Gründe
I. Die Kläger und Revisionskläger (Kläger) erwarben 1982 ein Zweifamilienhaus, für das sie erhöhte Absetzungen nach § 7b des Einkommensteuergesetzes in der in den Streitjahren (1988, 1989) maßgebenden Fassung (EStG) und § 82a der Einkommensteuer-Durchführungsverordnung (EStDV) in Anspruch nahmen. Das Obergeschoss und das nach Erwerb ausgebaute Dachgeschoss nutzten sie zu eigenen Wohnzwecken. Die Wohnung im Erdgeschoss bewohnte bis zu ihrer Einweisung in ein Pflegeheim Ende 1988 eine Wohnberechtigte. Nach deren Tod 1993 vermieteten die Kläger die Erdgeschosswohnung.

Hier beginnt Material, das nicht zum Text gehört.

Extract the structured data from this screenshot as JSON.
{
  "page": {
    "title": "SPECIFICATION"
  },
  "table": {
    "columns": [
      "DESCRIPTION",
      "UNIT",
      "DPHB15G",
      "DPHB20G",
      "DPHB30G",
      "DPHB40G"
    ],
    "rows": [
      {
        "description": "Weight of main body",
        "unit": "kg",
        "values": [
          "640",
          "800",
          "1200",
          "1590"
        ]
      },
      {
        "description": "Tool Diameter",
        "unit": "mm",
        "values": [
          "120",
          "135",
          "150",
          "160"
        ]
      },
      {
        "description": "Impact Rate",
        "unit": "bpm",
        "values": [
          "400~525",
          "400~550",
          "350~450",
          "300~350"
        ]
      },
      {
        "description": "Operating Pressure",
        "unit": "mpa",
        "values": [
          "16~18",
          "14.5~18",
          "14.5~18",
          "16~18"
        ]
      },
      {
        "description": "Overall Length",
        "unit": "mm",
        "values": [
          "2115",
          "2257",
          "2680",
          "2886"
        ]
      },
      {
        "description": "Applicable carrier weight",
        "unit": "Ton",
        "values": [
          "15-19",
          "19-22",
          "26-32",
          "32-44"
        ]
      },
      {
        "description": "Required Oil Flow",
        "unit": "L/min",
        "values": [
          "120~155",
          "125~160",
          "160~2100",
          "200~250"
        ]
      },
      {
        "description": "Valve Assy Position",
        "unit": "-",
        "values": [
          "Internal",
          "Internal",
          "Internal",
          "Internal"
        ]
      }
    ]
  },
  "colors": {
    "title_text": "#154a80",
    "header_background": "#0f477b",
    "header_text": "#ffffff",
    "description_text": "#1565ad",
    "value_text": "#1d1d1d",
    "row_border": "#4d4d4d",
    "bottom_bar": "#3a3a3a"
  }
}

In den Einkommensteuerbescheiden für die Streitjahre berücksichtigte der Beklagte und Revisionsbeklagte (das Finanzamt —FA—) nach § 52 Abs. 21 Sätze 4 und 5 EStG als Steuerbegünstigung die den erhöhten Absetzungen nach § 7b EStG und § 82a EStDV entsprechenden Beträge in Höhe von 4 275 DM für die eigengenutzte Wohnung, indem es —ohne das ausgebaute Dachgeschoss einzubeziehen— einen Anteil an der Gesamtwohnfläche in Höhe von 41 v.H. zugrunde legte. Die von den Klägern geltend gemachten Werbungskostenüberschüsse aus Vermietung und Verpachtung der Erdgeschosswohnung erkannte das FA nicht an. Es verneinte in den Streitjahren die Vermietungsabsicht der Kläger.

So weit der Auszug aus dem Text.